4. Selon ce texte, l'assurée doit justifier, pour obtenir le bénéfice des indemnités journalières de l'assurance maternité, d'une part, d'un montant de cotisations ou d'une durée de travail au cours d'une période de référence dans les conditions et selon les modalités qu'il précise, d'autre part, de dix mois d'affiliation à la date présumée de l'accouchement.

5. Pour l'application de ce texte, l'affiliation au régime général, dont l'assurée doit justifier, s'entend d'une affiliation à titre personnel, et non d'une affiliation en qualité d'ayant droit.

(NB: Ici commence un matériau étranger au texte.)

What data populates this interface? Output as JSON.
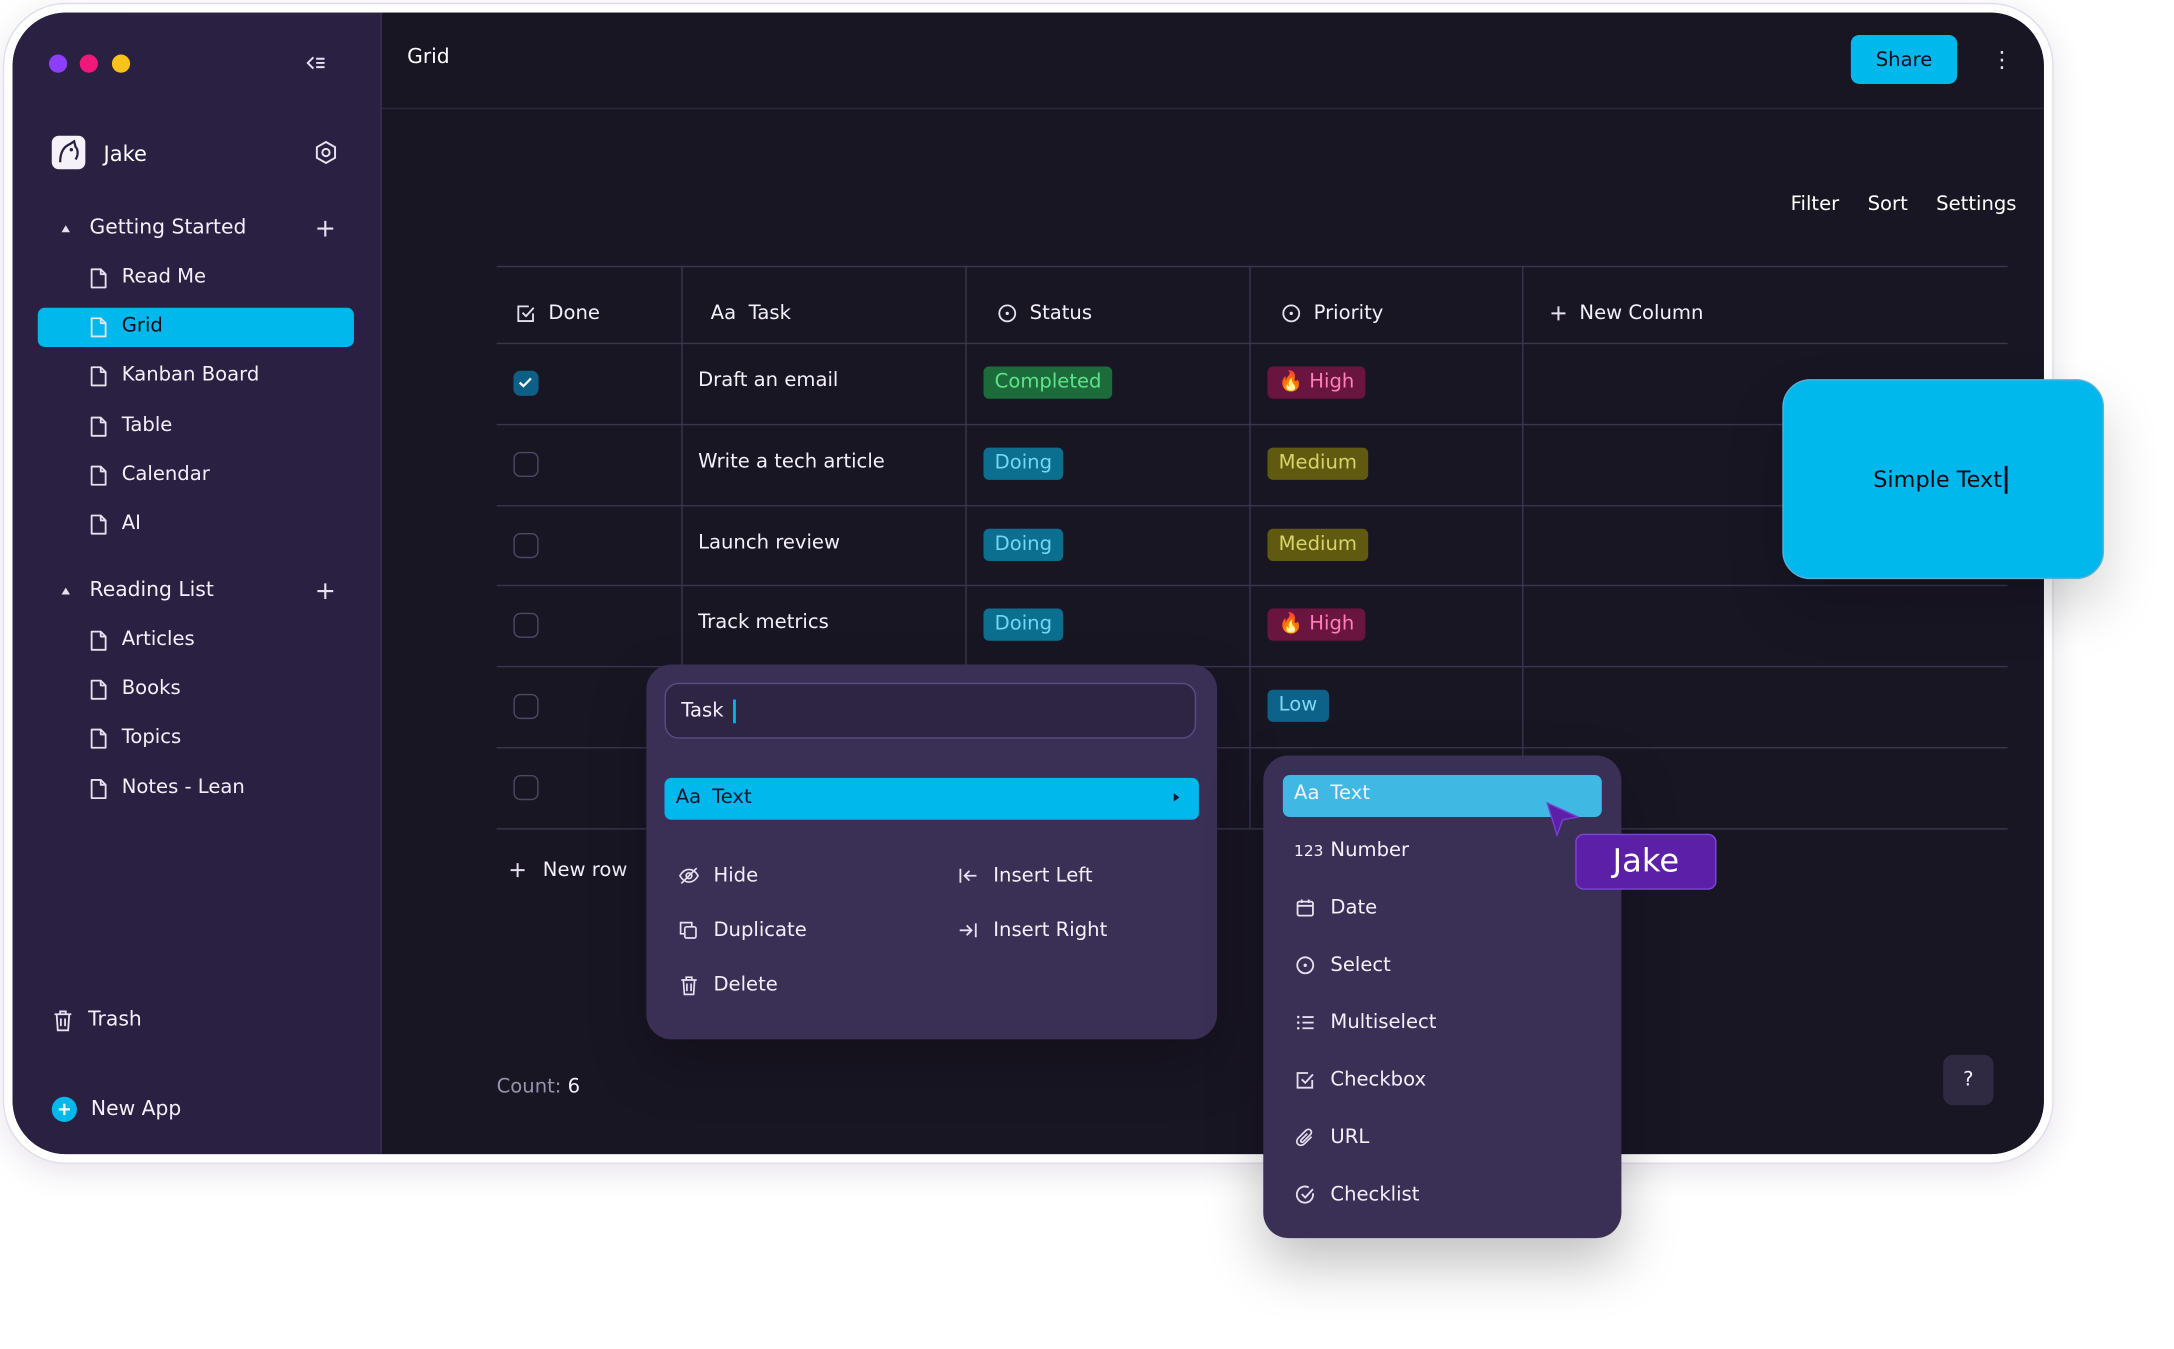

6. Ayant constaté d'une part que la date présumée de l'accouchement de l'assurée était le 14 mars 2019, de sorte qu'elle devait justifier d'une affiliation depuis le 14 mai 2018, et d'autre part que l'assurée était affiliée à titre personnel depuis le 25 juin 2018, étant auparavant affiliée en qualité d'ayant droit de son époux, le jugement retient que le doute doit profiter à l'assurée, notamment du fait de l'absence de précision de l'article R. 313-3 quant au caractère personnel de l'affiliation et de l'absence de jurisprudence sur ce type de cas et en déduit que la condition tenant aux dix mois d'affiliation minimale est remplie, que ce soit à titre personnel ou en tant qu'ayant droit de son époux.

7. En statuant ainsi, alors qu'il ressortait de ses constatations que l'assurée justifiait d'une durée d'affiliation à titre personnel inférieure à dix mois, de sorte qu'elle ne pouvait prétendre au versement des indemnités journalières de l'assurance maternité, le tribunal a violé le texte susvisé.

Portée et conséquences de la cassation

8. Après avis donné aux parties, conformément à l'article 1015 du code de procédure civile, il est fait application des articles L. 411-3, alinéa 2, du code de l'organisation judiciaire et 627 du code de procédure civile.

9. L'intérêt d'une bonne administration de la justice justifie, en effet, que la Cour de cassation statue au fond.

10. L'assurée ne justifiant de la durée d'affiliation minimale requise par l'article R. 313-3, 1°, du code de la sécurité sociale pour l'attribution des indemnités journalières de l'assurance maternité, elle sera déboutée de sa demande et condamnée à rembourser à la caisse la somme de 2 904,74 euros.

PAR CES MOTIFS, la Cour :

CASSE ET ANNULE, en toutes ses dispositions, le jugement rendu le 23 janvier 2020, entre les parties, par le tribunal judiciaire de Troyes ;

DIT n'y avoir lieu à renvoi ;

DÉBOUTE Mme [O] de ses demandes.

- Président : M. Pireyre - Rapporteur : Mme Dudit - Avocat général : M. de Monteynard - Avocat(s) : SCP Foussard et Froger -

Textes visés :

Article R. 313-3, 1°, du code de la sécurité sociale.